To my reading the premise of the site is pretty straightforward: 30 Under 30 is a warning sign, not a positive signal. Therefore, as a company with 4 founders who were in 30 Under 30, Cursor is a risk.
It’s a silly little satire site, there’s a danger of reading into it too deeply.
If there's no wrong-doing, then there's nothing of which to be ashamed.
I consider myself a good judge of character, because not one of the one's I've invested in has committed fraud!
> Mercor — 3x on 30u30
Interesting, I only know this company because they’re the leading spammer hitting my inbox in the AI job board category.
In section The 30u30 Risk Index there is some css bug, text is in long lines outside of boxes.
It’s gotten to the point that legit folks are wanting to steer clear of them simply because of the negative stigma with being seen as an XuX grifter.
yes, numerous 30u30 have committed frauds, and yes this list is a paid list. but it's also full of other people who have been duped by what this list represents. compounding memes at the expense of truth just creates more problems than it solves
> wiping $40B and several people's life savings
Okay, you shouldn't dump your life savings into a cryptocurrency that claims to be doing innovative things in the first 2 days. But if that's true that guy ruined multiple people's life's work. That's a bit mean-spirited, wouldn't you say?
I hope you will remember this the next time your employer asks you to build an AI moderation, credit evaluation, or anti-fraud system that will harm much larger numbers of innocent people far than one mean website.
Ultimately it's one guy's opinion. It's not like he's going to ruin these people's lives or businesses.
But Cursor?

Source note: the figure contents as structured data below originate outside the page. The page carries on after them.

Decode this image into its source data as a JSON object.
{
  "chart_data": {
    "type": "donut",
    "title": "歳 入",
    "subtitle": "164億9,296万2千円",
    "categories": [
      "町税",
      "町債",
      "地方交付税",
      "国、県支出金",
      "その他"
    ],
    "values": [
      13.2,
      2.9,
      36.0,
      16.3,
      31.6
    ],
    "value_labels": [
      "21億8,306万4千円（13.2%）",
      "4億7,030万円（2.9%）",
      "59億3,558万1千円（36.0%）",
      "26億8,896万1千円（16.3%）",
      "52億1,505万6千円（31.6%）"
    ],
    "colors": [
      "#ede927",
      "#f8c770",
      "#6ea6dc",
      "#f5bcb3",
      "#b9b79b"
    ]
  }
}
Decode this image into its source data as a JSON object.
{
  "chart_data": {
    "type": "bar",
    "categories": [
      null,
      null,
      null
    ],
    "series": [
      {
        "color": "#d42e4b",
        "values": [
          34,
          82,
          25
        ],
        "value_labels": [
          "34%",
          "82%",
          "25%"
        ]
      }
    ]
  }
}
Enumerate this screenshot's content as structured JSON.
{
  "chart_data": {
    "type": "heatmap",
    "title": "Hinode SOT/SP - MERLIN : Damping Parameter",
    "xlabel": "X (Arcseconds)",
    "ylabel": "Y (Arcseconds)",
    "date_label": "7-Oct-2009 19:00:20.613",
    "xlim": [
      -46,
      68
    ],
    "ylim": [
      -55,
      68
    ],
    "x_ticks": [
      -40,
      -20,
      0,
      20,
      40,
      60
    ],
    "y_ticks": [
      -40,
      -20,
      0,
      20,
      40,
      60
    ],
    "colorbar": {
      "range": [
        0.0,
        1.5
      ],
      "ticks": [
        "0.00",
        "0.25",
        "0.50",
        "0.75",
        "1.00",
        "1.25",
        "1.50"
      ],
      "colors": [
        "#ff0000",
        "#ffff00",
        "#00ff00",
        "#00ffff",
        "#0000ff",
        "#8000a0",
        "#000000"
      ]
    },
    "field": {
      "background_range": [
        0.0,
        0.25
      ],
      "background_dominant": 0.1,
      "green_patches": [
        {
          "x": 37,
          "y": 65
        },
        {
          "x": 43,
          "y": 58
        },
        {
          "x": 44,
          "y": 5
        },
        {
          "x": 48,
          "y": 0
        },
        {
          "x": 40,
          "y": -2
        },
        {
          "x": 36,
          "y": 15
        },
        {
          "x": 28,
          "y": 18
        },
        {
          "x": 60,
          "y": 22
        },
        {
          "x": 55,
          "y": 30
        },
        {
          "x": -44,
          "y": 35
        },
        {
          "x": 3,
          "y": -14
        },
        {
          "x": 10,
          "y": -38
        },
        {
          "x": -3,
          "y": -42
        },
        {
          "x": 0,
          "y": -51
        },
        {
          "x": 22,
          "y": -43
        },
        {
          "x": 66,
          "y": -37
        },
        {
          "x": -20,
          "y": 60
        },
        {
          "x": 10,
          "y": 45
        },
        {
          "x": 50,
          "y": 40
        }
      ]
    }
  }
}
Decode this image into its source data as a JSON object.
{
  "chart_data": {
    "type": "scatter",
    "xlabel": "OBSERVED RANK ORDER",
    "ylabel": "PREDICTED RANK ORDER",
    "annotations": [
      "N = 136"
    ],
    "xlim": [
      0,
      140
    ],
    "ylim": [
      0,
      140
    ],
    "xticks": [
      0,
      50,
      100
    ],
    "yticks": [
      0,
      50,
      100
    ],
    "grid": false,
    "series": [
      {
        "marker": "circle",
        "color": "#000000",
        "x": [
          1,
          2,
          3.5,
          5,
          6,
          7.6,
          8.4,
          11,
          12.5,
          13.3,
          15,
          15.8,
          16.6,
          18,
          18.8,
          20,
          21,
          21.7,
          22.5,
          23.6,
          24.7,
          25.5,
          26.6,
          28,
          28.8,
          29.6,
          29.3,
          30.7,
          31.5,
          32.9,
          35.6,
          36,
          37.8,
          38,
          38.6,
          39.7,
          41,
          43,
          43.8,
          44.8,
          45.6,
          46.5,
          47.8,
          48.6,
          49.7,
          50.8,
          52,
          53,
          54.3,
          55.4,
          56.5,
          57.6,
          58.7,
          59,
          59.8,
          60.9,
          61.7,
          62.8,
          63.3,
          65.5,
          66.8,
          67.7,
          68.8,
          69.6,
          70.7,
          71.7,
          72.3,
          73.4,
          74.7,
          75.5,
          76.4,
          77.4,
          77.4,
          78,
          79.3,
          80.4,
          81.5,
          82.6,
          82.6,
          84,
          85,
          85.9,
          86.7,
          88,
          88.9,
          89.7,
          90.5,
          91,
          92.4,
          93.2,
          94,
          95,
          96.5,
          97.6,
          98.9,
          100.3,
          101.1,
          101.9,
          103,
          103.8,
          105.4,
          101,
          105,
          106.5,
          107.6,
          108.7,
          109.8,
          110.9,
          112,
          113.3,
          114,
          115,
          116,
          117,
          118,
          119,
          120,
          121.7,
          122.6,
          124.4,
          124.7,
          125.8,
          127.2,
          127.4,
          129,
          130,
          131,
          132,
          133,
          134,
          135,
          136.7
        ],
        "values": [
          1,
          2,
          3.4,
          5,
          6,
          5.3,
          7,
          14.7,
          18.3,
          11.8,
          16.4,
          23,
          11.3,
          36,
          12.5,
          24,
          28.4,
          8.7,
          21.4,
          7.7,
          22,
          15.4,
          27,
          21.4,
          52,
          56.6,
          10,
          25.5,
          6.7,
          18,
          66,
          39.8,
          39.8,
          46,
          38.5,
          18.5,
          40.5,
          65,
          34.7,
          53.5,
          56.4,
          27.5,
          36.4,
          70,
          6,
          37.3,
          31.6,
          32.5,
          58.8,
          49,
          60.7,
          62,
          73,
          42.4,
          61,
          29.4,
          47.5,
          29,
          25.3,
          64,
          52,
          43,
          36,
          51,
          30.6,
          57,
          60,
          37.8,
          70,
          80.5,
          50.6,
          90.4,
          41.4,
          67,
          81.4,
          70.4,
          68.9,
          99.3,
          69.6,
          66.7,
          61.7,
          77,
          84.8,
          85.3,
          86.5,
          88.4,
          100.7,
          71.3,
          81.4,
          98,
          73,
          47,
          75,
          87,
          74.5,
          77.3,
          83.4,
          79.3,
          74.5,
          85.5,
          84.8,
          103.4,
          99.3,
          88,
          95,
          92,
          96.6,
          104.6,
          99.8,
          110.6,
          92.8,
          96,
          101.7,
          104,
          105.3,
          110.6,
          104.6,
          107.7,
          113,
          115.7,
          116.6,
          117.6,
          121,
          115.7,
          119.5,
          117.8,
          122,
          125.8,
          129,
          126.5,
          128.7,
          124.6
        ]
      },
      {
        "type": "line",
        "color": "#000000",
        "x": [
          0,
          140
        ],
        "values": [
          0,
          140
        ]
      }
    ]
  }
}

Why they are operating in a risky space on tech that is all new what ethical things did they do to warrent inclusion in this shame board?
Lets not tarnish folks either -cancel culture is worrisome there
I think a reason it so over represented by douchebags is because the awardees — unlike McArthur winners — are very involved in the nomination process and work to game the system.
https://thegenzeoclub.substack.com/p/forbes-30-under-30-nomi...
When your president is a complete fraud and con man, the whole country is tarnished - its too late for America to bounce back, we are in end stage capitalism now that Trump and his cronies are siphoning money out of the boundaries his administration establish -no different than Putin and his oligrachs except that America still has some protections in place..
https://en.wikipedia.org/wiki/First_Amendment_to_the_United_...
“Told you so” can be quite a tranquil feeling.
Alternatively: how are you in a position to claim they're 100% not frauds?
But like genuinely, this sort of take confuses me so much. It’s like, if someone made fun of Putin and the consensus was that they’re just jealous they don’t have a country of their own to run.
And the "risk index" is idiotic. Basically just companies the creator doesn't like, or is jealous of.
What is their motivation? What are they trying to achieve?
I think it’s fair game to point out that the the 30 under 30 hype list is just that: hype. And there’s often very little substance underneath hype. And sometimes there’s outright deceit under it.
I have encountered many instances of fraud being highlighted. Generally it is a valuable journalistic service that I have no problem with. Most don't send the message that they have a vindictive axe to grind like this one does.
100% SATIRICAL — SCORES ARE FICTIONAL AND DO NOT REFLECT REAL-WORLD FRAUD RISK
?
Personally I think it’s not a bad thing to be a little skeptical about brand new companies with double digit billion dollar valuations. If they’re legit they can more than withstand a little satirical dig.
An empty teardrop indicates the death hasn’t been avenged; a half-filled one that someone else killed the killer; and only a full teardrop means that person killed the killer.